ECU Professor Gives Lecture on Campaign Finance

Photo courtesy of takomabibelot/Flickr
Photo courtesy of takomabibelot/Flickr

Jamie Howell
  Staff Writer

Last Thursday, Dr. Peter L. Francia from East Carolina University gave a talk on campaign financing in the 2016 Presidential Primaries called “The Money Game.” It was the second in a series of three talks being conducted to follow the progress of the 2016 primary campaign.

Dr. Francia began his talk by explaining how much money is involved in campaigns.

“Money is pouring into politics,” Dr. Francia said.

He said that the 2016 election is estimated to end up costing $5 billion. For comparison, Dr. Francia noted that the 2012 election cost around $2.6 billion. He emphasized that this means in four years, the cost of presidential campaigns has doubled.

Dr. Francia noted multiple ways campaigns receive money. According to Dr. Francia, candidates receive money in a myriad of ways: PACs, Super PACs, 501(c)(4)’s and bundling are some of the ways campaigns raise money.

PACs or political action committees came about because in 1907 the Tillman Act stopped corporations and national banks from donating directly to federal campaigns. A PAC is a way for corporations to get around this by allowing them to create accounts separate from their primary business accounts, which are meant only to raise money for a campaign, but there are limits to how much money a PAC can donate to a candidate.

The Citizens United v. FEC case helped lead to the creation of Super PAC’s. A Super PAC is a way for corporations to raise and spend unlimited amounts of money toward a campaign.

In order to more easily define what a Super PAC is, Dr. Francia showed a clip from the “Colbert Report” in which Stephen Colbert and his lawyer, Trevor Potter explained.

Stephen Colbert started his own PAC in 2011, but there was a problem because technically the corporation that owns comedy central, Viacom, was contributing to it. Colbert brought his lawyer Trevor Potter on the show and together they took a satirical look at how to bypass this.

Potter suggested that Colbert could simply turn his PAC into a super PAC and Colbert responds by asking, “Is that like a PAC that got bitten by a radioactive lobbyist?”

Potter explained that super PACs were created by the FEC because of the Citizens United case which ruled that, in Steven Colbert words, “corporations are people, and people have free speech; therefore, money is speech, and corporations can give unlimited money to political issues.”

Potter explains that the FEC created Super PACs as a medium for corporations to practice their right to spend money independently and in unlimited amounts.

Super PACs, according to Dr. Francia, cannot coordinate with any campaign they support, but coordination is difficult to prove. Dr.

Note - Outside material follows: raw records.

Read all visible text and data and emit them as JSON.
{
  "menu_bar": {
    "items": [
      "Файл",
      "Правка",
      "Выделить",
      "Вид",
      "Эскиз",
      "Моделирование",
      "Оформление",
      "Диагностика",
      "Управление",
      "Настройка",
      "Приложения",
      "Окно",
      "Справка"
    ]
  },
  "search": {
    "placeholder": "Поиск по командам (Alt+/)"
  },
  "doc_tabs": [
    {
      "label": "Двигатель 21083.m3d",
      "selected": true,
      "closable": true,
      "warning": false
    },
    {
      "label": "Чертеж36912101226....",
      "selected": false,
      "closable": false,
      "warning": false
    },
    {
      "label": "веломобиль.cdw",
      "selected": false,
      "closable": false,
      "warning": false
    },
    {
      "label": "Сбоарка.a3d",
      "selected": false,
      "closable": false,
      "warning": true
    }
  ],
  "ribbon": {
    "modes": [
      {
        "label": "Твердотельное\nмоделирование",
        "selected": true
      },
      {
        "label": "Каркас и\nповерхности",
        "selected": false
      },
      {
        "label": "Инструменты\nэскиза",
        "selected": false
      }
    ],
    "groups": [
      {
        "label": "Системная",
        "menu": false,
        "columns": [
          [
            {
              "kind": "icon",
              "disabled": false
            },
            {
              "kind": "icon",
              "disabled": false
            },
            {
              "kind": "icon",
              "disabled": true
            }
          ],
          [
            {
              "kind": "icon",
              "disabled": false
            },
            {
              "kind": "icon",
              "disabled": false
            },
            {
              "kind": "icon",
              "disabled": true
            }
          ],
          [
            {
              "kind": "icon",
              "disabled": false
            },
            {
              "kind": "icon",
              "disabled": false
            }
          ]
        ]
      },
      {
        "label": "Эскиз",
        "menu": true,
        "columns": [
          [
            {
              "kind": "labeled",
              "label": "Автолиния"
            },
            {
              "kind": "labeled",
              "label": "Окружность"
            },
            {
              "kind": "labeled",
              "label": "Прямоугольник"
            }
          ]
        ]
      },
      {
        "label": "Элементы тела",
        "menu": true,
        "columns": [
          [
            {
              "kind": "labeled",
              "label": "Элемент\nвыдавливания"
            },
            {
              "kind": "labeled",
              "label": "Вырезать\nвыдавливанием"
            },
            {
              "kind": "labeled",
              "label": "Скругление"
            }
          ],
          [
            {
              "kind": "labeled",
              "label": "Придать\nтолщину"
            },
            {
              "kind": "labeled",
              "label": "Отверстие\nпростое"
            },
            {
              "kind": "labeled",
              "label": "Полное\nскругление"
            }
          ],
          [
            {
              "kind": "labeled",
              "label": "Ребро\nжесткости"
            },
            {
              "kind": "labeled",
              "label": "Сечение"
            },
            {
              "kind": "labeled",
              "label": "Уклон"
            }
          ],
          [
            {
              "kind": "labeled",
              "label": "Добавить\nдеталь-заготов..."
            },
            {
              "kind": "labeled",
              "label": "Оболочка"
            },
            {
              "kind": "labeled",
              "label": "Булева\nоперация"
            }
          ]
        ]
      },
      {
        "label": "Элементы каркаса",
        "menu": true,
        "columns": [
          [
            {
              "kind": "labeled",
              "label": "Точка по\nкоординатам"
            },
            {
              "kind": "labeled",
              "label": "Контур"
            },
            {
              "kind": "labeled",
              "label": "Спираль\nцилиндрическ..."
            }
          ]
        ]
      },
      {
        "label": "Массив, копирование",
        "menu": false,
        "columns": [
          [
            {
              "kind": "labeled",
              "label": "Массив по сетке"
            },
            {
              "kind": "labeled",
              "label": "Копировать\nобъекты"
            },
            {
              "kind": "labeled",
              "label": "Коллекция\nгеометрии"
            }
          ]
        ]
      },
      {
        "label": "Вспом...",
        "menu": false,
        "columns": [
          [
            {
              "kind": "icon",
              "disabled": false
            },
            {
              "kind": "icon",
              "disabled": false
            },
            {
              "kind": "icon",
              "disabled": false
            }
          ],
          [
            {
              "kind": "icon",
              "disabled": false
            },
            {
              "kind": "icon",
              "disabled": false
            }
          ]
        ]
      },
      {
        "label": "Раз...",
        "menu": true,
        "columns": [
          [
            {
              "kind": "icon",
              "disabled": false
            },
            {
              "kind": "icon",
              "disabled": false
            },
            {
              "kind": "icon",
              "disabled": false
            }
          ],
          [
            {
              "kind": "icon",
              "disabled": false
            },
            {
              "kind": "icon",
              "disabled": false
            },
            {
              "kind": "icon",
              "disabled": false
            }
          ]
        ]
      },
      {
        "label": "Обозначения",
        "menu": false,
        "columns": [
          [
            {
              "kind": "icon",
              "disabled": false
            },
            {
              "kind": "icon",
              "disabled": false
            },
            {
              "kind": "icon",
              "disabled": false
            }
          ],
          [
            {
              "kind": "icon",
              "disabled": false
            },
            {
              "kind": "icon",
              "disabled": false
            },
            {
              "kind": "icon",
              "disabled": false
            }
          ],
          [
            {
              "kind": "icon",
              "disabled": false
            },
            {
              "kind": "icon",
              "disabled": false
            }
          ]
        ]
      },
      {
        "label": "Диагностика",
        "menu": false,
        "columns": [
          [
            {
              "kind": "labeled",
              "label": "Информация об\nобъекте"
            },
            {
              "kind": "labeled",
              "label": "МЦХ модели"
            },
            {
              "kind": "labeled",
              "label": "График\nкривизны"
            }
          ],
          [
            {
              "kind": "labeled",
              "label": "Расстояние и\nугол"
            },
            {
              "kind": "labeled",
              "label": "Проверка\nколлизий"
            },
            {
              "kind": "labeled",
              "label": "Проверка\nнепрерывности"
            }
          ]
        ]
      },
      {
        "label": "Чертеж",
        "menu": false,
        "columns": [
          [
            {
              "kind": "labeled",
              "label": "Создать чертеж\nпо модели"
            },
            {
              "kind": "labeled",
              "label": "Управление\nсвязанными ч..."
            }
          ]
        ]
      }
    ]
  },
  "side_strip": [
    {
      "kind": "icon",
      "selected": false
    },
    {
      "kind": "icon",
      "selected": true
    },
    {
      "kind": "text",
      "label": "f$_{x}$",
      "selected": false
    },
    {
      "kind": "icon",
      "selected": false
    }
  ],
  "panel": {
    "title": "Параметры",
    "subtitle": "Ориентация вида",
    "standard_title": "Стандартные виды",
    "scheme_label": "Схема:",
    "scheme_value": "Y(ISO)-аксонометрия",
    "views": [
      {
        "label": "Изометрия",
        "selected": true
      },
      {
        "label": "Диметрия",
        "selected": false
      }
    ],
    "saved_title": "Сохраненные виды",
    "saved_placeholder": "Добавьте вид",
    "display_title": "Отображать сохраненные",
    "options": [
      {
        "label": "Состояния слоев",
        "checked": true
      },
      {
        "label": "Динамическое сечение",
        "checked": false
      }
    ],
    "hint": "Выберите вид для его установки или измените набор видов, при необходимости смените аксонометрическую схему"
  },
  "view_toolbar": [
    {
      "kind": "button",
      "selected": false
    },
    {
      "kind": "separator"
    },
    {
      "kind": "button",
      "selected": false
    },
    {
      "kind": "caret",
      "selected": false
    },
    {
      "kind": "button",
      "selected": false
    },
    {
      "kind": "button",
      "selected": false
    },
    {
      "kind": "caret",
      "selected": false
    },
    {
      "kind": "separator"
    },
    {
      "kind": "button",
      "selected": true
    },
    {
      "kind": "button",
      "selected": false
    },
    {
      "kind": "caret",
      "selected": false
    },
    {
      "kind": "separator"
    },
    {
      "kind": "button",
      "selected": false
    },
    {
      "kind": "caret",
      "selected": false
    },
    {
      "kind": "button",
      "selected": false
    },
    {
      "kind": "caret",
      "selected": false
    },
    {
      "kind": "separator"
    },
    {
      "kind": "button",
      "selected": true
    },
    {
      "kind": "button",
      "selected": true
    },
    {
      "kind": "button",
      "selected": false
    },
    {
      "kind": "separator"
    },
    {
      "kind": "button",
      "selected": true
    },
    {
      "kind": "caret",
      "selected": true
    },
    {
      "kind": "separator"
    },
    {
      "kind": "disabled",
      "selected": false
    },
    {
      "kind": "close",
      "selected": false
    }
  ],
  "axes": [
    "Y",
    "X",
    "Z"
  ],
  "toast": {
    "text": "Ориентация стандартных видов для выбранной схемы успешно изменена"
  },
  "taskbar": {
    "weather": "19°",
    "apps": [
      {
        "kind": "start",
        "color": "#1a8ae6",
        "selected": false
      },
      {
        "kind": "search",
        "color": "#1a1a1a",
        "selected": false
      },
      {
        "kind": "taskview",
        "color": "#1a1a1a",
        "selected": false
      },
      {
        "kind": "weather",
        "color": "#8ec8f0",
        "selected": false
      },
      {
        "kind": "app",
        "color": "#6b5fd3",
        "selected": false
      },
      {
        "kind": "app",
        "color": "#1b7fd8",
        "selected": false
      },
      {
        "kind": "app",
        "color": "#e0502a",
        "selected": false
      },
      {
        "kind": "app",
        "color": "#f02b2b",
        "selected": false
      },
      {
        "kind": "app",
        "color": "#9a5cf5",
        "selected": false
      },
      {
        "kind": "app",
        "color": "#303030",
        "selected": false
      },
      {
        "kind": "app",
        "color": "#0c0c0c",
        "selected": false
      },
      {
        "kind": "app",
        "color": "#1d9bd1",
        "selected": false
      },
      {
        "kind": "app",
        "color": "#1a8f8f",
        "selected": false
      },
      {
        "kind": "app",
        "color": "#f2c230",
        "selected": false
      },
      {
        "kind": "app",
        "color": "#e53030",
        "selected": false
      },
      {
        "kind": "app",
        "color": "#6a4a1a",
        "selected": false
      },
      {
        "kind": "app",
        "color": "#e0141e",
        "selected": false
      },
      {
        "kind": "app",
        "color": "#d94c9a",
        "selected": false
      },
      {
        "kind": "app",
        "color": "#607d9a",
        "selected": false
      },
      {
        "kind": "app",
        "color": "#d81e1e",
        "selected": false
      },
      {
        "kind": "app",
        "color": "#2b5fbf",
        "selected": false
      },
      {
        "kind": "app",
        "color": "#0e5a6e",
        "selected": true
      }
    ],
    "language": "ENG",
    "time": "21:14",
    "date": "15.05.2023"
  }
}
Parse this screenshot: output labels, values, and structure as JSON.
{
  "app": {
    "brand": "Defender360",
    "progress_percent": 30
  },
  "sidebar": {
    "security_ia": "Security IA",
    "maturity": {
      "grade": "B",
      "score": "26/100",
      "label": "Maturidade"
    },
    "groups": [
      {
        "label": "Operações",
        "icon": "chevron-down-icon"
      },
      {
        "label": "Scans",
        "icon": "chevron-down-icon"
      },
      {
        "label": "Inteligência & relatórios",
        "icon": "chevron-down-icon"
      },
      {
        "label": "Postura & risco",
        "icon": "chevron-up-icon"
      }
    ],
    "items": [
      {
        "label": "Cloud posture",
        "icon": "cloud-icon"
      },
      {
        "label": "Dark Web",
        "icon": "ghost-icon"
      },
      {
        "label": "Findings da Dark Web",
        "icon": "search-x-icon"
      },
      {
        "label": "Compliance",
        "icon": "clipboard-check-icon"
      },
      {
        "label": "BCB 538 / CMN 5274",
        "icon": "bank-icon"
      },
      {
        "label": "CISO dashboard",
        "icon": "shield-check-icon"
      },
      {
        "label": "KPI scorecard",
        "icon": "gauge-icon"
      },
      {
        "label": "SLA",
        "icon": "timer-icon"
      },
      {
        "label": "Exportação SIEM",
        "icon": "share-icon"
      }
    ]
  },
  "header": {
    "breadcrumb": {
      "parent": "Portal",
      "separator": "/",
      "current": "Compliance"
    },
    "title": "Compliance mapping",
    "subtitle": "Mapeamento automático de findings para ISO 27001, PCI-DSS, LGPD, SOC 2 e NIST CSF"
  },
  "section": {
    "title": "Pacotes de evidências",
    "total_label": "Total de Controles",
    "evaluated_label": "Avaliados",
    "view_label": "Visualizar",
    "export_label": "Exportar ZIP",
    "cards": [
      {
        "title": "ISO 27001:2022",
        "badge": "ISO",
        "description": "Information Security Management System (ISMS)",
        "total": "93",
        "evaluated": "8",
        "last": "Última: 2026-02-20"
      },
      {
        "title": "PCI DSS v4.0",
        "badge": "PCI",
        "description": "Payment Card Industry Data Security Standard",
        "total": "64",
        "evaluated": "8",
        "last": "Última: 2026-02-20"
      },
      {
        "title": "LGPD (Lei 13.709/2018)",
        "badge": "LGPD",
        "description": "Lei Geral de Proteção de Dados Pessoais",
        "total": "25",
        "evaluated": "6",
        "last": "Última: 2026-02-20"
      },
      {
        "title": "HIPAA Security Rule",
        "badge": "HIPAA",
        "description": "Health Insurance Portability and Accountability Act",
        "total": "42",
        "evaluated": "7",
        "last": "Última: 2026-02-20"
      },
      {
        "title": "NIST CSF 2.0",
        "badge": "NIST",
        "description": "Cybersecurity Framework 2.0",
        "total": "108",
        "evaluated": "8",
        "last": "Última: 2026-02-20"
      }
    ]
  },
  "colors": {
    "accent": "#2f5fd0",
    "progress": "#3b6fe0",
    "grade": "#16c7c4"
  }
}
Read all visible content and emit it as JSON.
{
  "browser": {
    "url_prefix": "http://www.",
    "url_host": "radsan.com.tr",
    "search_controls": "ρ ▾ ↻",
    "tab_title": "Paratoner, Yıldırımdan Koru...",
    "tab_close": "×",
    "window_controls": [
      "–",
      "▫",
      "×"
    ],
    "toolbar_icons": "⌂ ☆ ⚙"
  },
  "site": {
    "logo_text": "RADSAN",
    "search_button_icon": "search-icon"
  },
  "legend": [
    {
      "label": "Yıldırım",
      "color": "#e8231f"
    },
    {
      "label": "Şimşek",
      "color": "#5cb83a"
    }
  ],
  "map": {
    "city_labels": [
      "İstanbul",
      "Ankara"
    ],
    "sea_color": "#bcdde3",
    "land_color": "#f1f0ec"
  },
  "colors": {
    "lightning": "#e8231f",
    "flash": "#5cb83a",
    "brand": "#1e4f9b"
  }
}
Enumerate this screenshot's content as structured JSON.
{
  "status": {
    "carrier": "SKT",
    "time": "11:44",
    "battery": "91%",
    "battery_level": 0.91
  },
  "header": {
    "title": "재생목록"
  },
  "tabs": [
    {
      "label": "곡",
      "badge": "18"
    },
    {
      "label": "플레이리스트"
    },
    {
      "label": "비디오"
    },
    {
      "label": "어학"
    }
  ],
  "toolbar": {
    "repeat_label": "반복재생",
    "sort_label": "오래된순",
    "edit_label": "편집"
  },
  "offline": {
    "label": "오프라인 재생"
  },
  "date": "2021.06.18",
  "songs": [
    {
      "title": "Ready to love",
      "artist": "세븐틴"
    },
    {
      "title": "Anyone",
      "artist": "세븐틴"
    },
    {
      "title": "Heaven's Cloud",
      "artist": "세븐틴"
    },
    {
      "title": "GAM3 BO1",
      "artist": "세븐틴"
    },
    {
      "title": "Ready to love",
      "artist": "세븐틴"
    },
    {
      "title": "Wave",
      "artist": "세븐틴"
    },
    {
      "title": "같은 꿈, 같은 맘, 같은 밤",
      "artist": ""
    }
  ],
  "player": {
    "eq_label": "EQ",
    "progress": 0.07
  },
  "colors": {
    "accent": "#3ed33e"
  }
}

Francia said that many of the candidates running in the 2016 Presidential Primaries have Super PACs supporting them. Jeb Bush, Dr. Francia says, has Right to Rise behind him; Hillary Clinton has Correct the Record and Priorities USA Action supporting her.

Bundling is another way that Dr. Francia says donors can get around donation limits. Bundling means that wealthy people can collect checks from their wealthy friends and bundle them together to create one big donation out of multiple smaller donations.

According to a New York Times report from 2012, 769 bundlers spent $186.5 million on President Obama’s re-election.

Dr. Francia then moved onto mega donors. These are people, he says, who are astonishingly wealthy and who can legally donate money toward campaigns by creating shell corporations. He said that they can use these “pretend” corporations to generate Super PACs, which can spend as much money as they want.

Dr. Francia said that these mega donors can spend 10s to 100s of millions of dollars, for example Sheldon Adelson spent $92 million on Newt Gingrich’s campaign in 2012. According to another New York Times report, 158 families have spent nearly half of all the money that has been spent on the 2016 election so far. He says that the mega donors spend so much money that “the regular bundlers feel disenfranchised.”

Dr. Francia stated that these donors cause a representational distortion because they tend to be older white males who overwhelmingly favor Republicans.

Dr. Francia said that in the 1970s, 80s and 90s it was much more common for candidates to take public funds from the government regardless of the fact that it meant they would have spending limits, but all of that started to change when very wealthy people started running for office.

Dr. Francia ended his presentation with a quote from Trevor Potter. Potter said, “Elections are going to look a lot like the 1904 campaign, which was the last one before there were federal laws regulating money in politics.”